Too much capitalism does not mean too many capitalists, but too few capitalists.—G.K. Chesterton
Chesterton probably never realized how close to the truth he really came, and it’s unfortunate that this flash of paradox did not enlighten his views on economics in general. He was an advocate of distributism. This is a "third way" economic school popular in certain traditional conservative and Catholic circles. However, it also has its conservative (and Catholic) critics.

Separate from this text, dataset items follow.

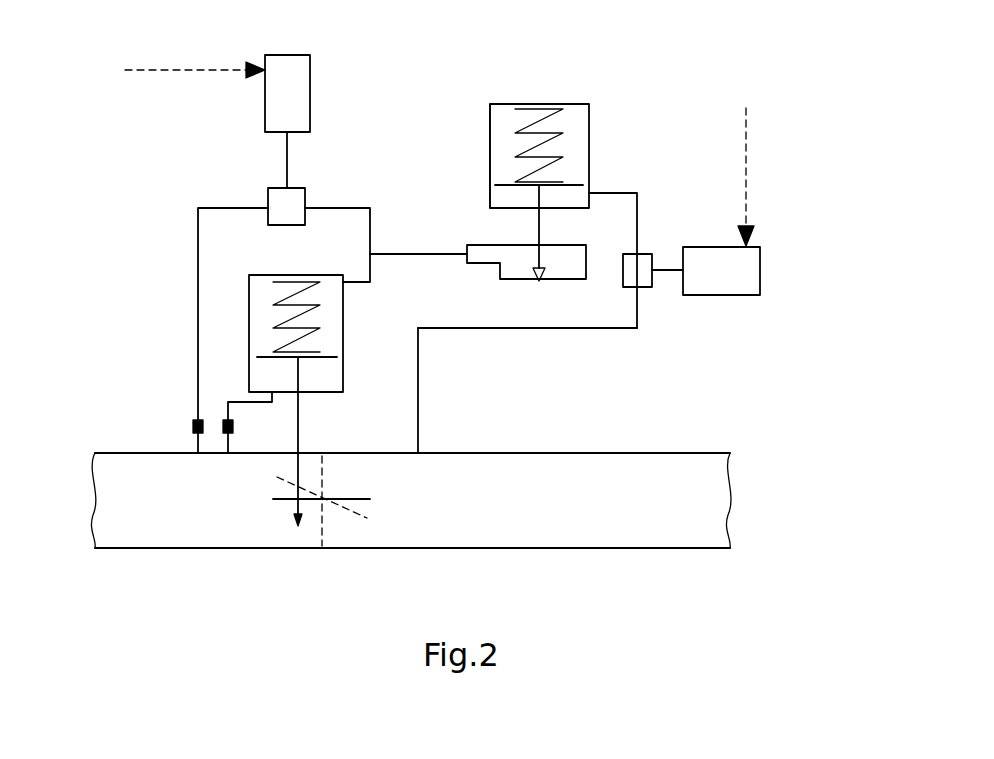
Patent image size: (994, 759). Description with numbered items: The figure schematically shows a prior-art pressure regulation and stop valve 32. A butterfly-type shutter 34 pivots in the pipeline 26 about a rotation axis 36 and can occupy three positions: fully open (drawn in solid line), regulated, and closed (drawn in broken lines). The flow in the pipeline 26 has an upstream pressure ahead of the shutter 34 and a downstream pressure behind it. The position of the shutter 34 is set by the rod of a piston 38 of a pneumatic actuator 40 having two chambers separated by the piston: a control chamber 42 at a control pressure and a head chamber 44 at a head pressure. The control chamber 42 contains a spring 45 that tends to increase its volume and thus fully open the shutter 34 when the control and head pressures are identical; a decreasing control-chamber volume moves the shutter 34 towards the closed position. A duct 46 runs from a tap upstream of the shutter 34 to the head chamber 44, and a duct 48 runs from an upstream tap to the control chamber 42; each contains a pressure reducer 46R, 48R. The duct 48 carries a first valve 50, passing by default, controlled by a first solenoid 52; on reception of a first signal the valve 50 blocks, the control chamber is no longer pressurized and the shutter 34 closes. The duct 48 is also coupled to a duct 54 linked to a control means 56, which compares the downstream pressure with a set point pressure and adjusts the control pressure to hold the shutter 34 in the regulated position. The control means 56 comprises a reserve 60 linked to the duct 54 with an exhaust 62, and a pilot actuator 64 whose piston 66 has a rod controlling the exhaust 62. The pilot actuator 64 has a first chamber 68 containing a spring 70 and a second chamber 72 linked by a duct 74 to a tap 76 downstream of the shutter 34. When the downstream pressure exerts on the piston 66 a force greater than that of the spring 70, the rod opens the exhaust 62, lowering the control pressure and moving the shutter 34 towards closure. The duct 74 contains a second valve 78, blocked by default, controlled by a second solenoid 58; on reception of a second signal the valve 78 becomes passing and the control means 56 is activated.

The pipeline 26 is at (532, 453).
The pressure regulation and stop valve 32 is at (546, 172).
The shutter 34 is at (363, 500).
The rotation axis 36 is at (322, 500).
The piston 38 is at (323, 360).
The actuator 40 is at (258, 306).
The control chamber 42 is at (261, 279).
The head chamber 44 is at (257, 385).
The spring 45 is at (287, 318).
The duct 46 is at (263, 405).
The pressure reducer 46R is at (228, 420).
The duct 48 is at (197, 340).
The pressure reducer 48R is at (193, 428).
The first valve 50 is at (268, 193).
The first solenoid 52 is at (312, 60).
The duct 54 is at (403, 253).
The control means 56 is at (718, 218).
The second solenoid 58 is at (742, 297).
The reserve 60 is at (492, 265).
The exhaust 62 is at (545, 284).
The pilot actuator 64 is at (590, 143).
The piston 66 is at (496, 190).
The first chamber 68 is at (490, 147).
The spring 70 is at (548, 112).
The second chamber 72 is at (578, 198).
The duct 74 is at (582, 332).
The tap 76 is at (421, 452).
The second valve 78 is at (640, 288).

I note this as an ex-distributist who admits to the validity of some of Hilaire Belloc’s insights in his foundational distributist tome, The Servile State, without agreeing to its solution. Belloc's main grievance is what he sees as the collusion of big government and big business in the creation of economic monopolies; a fact also lamented by the free-market theorist Friedrich Hayek who spoke positively of aspects of Belloc’s work in The Road to Serfdom. Seen in that light, the problem is not that there is too much capitalism, but that there isn’t enough. The roadblock to economic independence is heavy taxation and regulation, which ultimately weigh heavier on the small entrepreneur than on the big capitalist. The latter has the clout necessary to get around such problems or even turn them to his own advantage. Unfortunately, distributism takes many anti-capitalist myths at face value and tries to bring about greater property ownership (a noble goal) through yet more regulation, seeking a redistribution of wealth that is hardly distinguishable from socialism.
My own disenchantment with distributists initially had more to do with their methods than their ideas. They often advanced their position as a point of political (and theological) correctness; this despite the fact that very few advocates of that system have a solid grounding in economic theory. For that reason, I am pleased to see that Catholic libertarian Tom Woods (writing with Marcus Epstein and Walter Block) in The Independent Review, offers a perceptive and generally fair critique of the concept. The essay takes into account the good intentions of Belloc and his friend Chesterton (men who made invaluable contributions in so many other areas). But in the end, sincerity cannot make up for flawed reasoning. As the article states,
the creation and maintenance of a distributist economy would have required state action on a scale that, given Chesterton’s and Belloc’s arguments against socialism, would have violated their own principles. Moreover, the distributist argument, although superficially plausible, advanced a number of key claims in a manner that suggested they were beyond debate, when in fact they were quite debatable—and in some cases flatly false. An enormous body of scholarly work published since the time Chesterton and Belloc wrote has undermined their narrative in virtually every particular. (“Chesterton and Belloc: A Critique,” The Independent Review, Spring 2007).
This is more than editorializing here. Hard economic and historical facts are cited by the authors. So please take the time to read it if you're unconvinced.
N.B. While I don’t agree with The Independent Review that the market paradigm can be applied to all instances of human activity, free trade can still do much good if left to operate in a sensible and just manner.